Lung cancer causes more than one-and-a-half million deaths worldwide every year. Approximately eighty percent of the tumours fall into the category of ‘non-small-cell lung carcinoma’. Existing treatments are frequently aimed at slowing the growth of a tumour and are seldom curative. The chance of survival is slim, particularly with metastatic forms of lung cancer. The same applies for so-called hypoxic tumours (tumours containing areas with low oxygen concentrations), which are not susceptible to radiotherapy, immunotherapy or chemotherapy. With the European grant, Philippe Lambin, Professor of Radiation Oncology at Maastricht University, hopes to change the way in which these tumours are treated.


Complex patient
The study will be divided into a number of phases and will build on earlier successes achieved by Lambin’s research team.
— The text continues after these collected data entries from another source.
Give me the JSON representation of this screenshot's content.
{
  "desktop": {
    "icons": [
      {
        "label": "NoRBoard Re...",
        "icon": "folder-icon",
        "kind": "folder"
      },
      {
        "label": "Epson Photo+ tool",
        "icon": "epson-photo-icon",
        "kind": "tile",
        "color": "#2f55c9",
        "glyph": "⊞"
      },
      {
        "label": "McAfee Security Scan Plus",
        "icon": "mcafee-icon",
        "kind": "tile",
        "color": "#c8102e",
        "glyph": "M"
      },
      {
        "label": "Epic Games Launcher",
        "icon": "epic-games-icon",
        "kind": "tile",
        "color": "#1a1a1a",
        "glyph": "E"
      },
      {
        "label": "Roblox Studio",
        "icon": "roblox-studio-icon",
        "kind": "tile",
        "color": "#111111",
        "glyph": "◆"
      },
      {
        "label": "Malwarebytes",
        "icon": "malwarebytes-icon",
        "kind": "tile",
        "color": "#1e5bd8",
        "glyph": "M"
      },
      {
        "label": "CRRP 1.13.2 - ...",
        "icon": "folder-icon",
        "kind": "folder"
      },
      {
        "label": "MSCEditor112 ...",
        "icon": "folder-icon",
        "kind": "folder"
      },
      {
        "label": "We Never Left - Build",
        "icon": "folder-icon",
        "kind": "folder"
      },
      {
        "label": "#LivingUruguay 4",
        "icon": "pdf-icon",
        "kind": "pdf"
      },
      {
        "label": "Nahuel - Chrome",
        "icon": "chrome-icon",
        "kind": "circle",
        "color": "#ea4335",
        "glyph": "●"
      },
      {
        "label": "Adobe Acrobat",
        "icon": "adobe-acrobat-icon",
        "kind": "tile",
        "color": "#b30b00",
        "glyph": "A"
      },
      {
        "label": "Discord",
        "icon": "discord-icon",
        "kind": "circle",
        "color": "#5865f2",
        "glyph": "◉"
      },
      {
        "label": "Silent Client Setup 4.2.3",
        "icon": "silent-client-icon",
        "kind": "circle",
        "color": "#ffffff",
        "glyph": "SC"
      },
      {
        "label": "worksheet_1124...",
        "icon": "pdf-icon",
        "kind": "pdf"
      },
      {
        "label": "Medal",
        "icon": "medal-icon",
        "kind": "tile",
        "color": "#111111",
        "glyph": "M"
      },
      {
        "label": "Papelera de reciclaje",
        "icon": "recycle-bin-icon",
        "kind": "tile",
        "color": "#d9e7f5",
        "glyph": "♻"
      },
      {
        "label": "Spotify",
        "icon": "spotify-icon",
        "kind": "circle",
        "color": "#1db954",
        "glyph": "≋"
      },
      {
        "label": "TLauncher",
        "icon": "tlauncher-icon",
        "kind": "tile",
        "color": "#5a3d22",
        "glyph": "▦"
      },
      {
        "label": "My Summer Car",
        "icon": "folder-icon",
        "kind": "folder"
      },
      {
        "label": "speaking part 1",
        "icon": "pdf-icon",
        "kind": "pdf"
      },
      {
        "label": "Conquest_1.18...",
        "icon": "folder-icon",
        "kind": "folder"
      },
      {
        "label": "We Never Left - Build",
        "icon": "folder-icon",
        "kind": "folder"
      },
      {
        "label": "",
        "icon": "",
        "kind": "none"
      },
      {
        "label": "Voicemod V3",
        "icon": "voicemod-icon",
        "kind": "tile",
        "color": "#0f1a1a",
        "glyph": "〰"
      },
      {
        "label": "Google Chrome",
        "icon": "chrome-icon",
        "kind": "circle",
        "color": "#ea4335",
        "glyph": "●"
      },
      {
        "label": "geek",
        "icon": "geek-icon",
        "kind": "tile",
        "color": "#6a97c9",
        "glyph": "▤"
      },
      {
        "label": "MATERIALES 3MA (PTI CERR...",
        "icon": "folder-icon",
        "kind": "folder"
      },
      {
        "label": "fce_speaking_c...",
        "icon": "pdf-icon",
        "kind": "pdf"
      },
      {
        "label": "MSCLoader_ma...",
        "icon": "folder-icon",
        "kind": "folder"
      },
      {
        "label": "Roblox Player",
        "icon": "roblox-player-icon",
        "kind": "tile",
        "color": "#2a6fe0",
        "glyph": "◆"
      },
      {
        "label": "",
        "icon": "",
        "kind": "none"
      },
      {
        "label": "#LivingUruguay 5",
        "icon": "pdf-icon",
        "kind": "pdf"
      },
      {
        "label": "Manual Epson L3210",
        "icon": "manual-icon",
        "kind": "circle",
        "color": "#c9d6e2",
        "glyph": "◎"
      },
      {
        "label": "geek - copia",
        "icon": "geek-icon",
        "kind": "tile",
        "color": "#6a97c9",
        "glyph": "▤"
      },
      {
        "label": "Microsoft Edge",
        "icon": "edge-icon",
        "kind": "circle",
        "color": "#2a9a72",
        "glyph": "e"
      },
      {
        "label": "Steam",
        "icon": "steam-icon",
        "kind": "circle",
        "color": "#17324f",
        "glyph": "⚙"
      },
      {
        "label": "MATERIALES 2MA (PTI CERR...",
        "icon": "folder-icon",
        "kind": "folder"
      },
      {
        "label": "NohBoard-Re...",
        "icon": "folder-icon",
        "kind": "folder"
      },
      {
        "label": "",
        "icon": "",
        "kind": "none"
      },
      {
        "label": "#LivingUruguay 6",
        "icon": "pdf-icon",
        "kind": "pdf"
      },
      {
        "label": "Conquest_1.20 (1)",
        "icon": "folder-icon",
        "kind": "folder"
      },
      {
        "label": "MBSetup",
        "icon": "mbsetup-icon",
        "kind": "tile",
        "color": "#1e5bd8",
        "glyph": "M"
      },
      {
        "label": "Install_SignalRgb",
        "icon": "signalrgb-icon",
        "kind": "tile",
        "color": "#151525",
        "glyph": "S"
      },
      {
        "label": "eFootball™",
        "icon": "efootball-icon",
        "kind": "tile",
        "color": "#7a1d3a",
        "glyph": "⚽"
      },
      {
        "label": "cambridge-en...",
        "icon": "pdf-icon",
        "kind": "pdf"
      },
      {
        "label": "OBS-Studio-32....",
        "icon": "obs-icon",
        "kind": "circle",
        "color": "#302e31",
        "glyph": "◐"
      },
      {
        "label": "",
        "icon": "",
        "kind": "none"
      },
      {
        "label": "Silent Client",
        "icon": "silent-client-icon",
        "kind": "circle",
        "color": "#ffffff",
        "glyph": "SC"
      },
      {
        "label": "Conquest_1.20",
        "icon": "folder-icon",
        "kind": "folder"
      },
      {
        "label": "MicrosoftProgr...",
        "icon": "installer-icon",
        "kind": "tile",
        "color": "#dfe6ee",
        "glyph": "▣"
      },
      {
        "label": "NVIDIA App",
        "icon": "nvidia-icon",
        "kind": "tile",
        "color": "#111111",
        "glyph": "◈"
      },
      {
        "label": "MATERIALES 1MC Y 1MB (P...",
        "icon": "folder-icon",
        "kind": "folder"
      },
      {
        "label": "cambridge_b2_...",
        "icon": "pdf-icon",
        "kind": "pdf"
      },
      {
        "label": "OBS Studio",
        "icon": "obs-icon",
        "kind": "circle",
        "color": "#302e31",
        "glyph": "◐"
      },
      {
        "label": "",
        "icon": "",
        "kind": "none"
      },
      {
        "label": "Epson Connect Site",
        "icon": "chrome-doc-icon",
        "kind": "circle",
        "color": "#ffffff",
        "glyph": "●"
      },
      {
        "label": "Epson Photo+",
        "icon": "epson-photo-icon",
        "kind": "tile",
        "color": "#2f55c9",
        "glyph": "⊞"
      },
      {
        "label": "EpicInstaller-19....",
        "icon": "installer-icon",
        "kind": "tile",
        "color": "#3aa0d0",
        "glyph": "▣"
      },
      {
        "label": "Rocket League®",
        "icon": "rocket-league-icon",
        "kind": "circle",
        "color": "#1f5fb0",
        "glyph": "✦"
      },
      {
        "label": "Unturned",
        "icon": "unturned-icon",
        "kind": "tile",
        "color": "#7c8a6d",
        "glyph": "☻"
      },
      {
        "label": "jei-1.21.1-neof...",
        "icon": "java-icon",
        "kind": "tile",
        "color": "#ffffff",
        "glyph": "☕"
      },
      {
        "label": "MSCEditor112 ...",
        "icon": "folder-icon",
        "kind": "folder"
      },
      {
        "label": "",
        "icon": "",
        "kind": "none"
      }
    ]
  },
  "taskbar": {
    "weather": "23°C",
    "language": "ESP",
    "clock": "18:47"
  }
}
Using PET scans and the so-called radiomics technique (a concept developed by Lambin), specific patients with metastatic and hypoxic lung tumours can be identified. Patients with this complex form of non-small-cell lung carcinoma can then be considered for treatment with the combination therapy. However, the therapy will first have to undergo intensive pre-clinical and clinical testing in the coming years. Meanwhile, there are already three studies underway in Maastricht to investigate the effectiveness of immunotherapy in combination with radiotherapy.


‘Triple therapy’
There are three parts to the new therapy and it involves a combination of radiotherapy, immunotherapy and a special medication (tri-modal therapy). The treatment works as follows: the radiotherapy destroys cells in the primary tumour in the lungs. The destroyed tumour cells activate the immune system, which can in turn eliminate tumour cells that have spread to the rest of the body. Tumour cells in areas with low concentrations of oxygen show scarcely any response to immunotherapy and radiotherapy, however, which is where the special medication comes in. This medicine, named “Hypoxia Activated prodrug”,  kills off the tumour cells in areas with low oxygen concentrations, without damaging healthy cells.


ERC Advanced Grant
ERC Advanced Grants are subsidies awarded to outstanding scientists who have been an authority in their field of research for some time and will use the grant to finance ambitious and ground-breaking research projects. Philippe Lambin is Professor of Radiation Oncology at the University of Maastricht and has been working for years on the development of treatments that improve the quality of life of cancer patients: “This grant from the European Research Council is a tremendous recognition of our work. It will enable us to go a step further in our efforts to develop a method of treating patients with complex lung cancer for which there is no remedy yet. Combining different therapies to combat metastasised and hypoxic tumours therefore represents an entirely new approach to the treatment of cancer.”


Professor Philippe Lambin is attached to the GROW research institute of Maastricht UMC+/University of Maastricht and a radiation oncologist at the Maastro radiation clinic. The grant was awarded for a project entitled HYPOXIMMUNO.